In occasione delle feste di Carnevale, per riportare i costumi dei cittadini all’antica austera semplicità e moralità, mettendo al bando ogni sorta di frivolezze, il Savonarola organizzò il "bruciamento delle vanità", cioè la distruzione dei libri ritenuti "disonesti, lascivi e vani", presi dalle abitazioni e bruciati sulle piazze in grandi falò. Ben presto però fu accusato dai suoi nemici di indisciplina ecclesiastica e di intemperanza religiosa, per le sue accese prediche contro la corruzione dei costumi, per le apocalittiche profezie di futuri flagelli a Roma e a Firenze e per erigersi a riformatore di uno Stato repubblicano. Il Savonarola fu quindi sottoposto a vari interrogatori, processato e condannato con i suoi due confratelli all'impiccagione e al rogo.
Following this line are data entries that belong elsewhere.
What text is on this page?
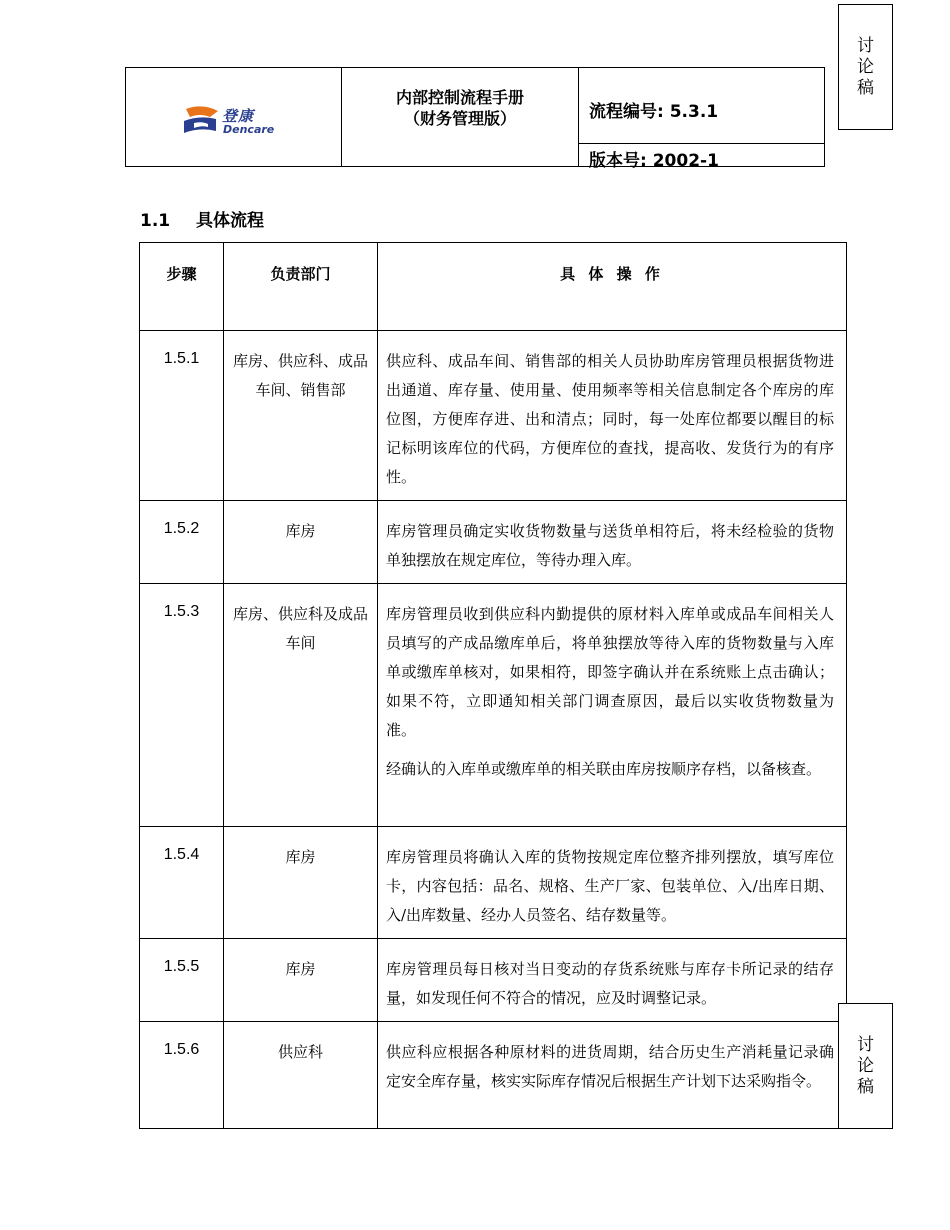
讨
论
稿
登康
Dencare
内部控制流程手册
（财务管理版）	流程编号: 5.3.1
版本号: 2002-1
1.1 具体流程
步骤	负责部门	具 体 操 作
1.5.1	库房、供应科、成品车间、销售部	供应科、成品车间、销售部的相关人员协助库房管理员根据货物进出通道、库存量、使用量、使用频率等相关信息制定各个库房的库位图，方便库存进、出和清点；同时，每一处库位都要以醒目的标记标明该库位的代码，方便库位的查找，提高收、发货行为的有序性。

1.5.2	库房	库房管理员确定实收货物数量与送货单相符后，将未经检验的货物单独摆放在规定库位，等待办理入库。

1.5.3	库房、供应科及成品车间	库房管理员收到供应科内勤提供的原材料入库单或成品车间相关人员填写的产成品缴库单后，将单独摆放等待入库的货物数量与入库单或缴库单核对，如果相符，即签字确认并在系统账上点击确认；如果不符，立即通知相关部门调查原因，最后以实收货物数量为准。

经确认的入库单或缴库单的相关联由库房按顺序存档，以备核查。

1.5.4	库房	库房管理员将确认入库的货物按规定库位整齐排列摆放，填写库位卡，内容包括：品名、规格、生产厂家、包装单位、入/出库日期、入/出库数量、经办人员签名、结存数量等。

1.5.5	库房	库房管理员每日核对当日变动的存货系统账与库存卡所记录的结存量，如发现任何不符合的情况，应及时调整记录。

1.5.6	供应科	供应科应根据各种原材料的进货周期，结合历史生产消耗量记录确定安全库存量，核实实际库存情况后根据生产计划下达采购指令。

讨
论
稿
All’alba del 23 maggio 1498, alla vigilia dell'Ascensione, i tre religiosi dopo aver ascoltato la santa messa nella Cappella dei Priori nel Palazzo della Signoria, furono condotti sull’arengario del palazzo stesso dove subirono la degradazione da parte del Tribunale del Vescovo. Nello stesso luogo vi erano anche il Tribunale dei Commissari Apostolici e quello del Gonfaloniere e dei Signori Otto di Guardia e Balìa, questi ultimi i soli che potevano decidere sulla condanna. Dopo la degradazione i tre frati furono avviati verso il patibolo, innalzato nei pressi della Fontana del Nettuno in seguito compiuta dal Giambologna, e collegato all’arengario del palazzo da una passerella alta quasi due metri da terra. La forca, alta cinque metri, si ergeva su una catasta di legna e scope cosparse di polvere da sparo per bombarde. Fra le urla della folla fu appiccato il fuoco a quella catasta che in breve fiammeggiò violentemente, bruciando i corpi oramai senza vita degli impiccati. Le ceneri dei tre frati, del palco e d’ogni cosa arsa furono portate via con delle carrette e gettate in Arno dal Ponte Vecchio, anche per evitare che venissero sottratte e fatte oggetto di venerazione da parte dei molti seguaci del Savonarola mescolati fra la folla. Dice infatti il Bargellini che "ci furono gentildonne, vestite da serve, che vennero sulla piazza con vasi di rame a raccogliere la cenere calda, dicendo di volerla usare per il loro bucato". La mattina dopo, come già detto, il luogo dove avvenne l’esecuzione apparve tutto coperto di fiori, di foglie di palma e di petali di rose. Nottetempo, mani pietose avevano così voluto rendere omaggio alla memoria dell’ascetico predicatore, iniziando la tradizione che dura tuttora. Il punto esatto nel quale avvenne il martirio e oggi avviene la Fiorita era indicato da un tassello di marmo, già esistente, dove veniva collocato il "Saracino" quando si correva la giostra. Questo lo si rivela da "Firenze illustrata" di Del Migliore, il quale così scrive: "alcuni cittadini mandavano a fiorire ben di notte, in su l'ora addormentata, quel luogo per l'appunto dove fu piantato lo stile; che v'è per segno un tassello di marmo poco lontano dalla fonte". Al posto dell’antico tassello per il gioco del Saracino, v'è attualmente la lapide circolare che ricorda il punto preciso dove fu impiccato e arso "frate Hieronimo". La lapide, in granito rosso, porta un'iscrizione in caratteri bronzei.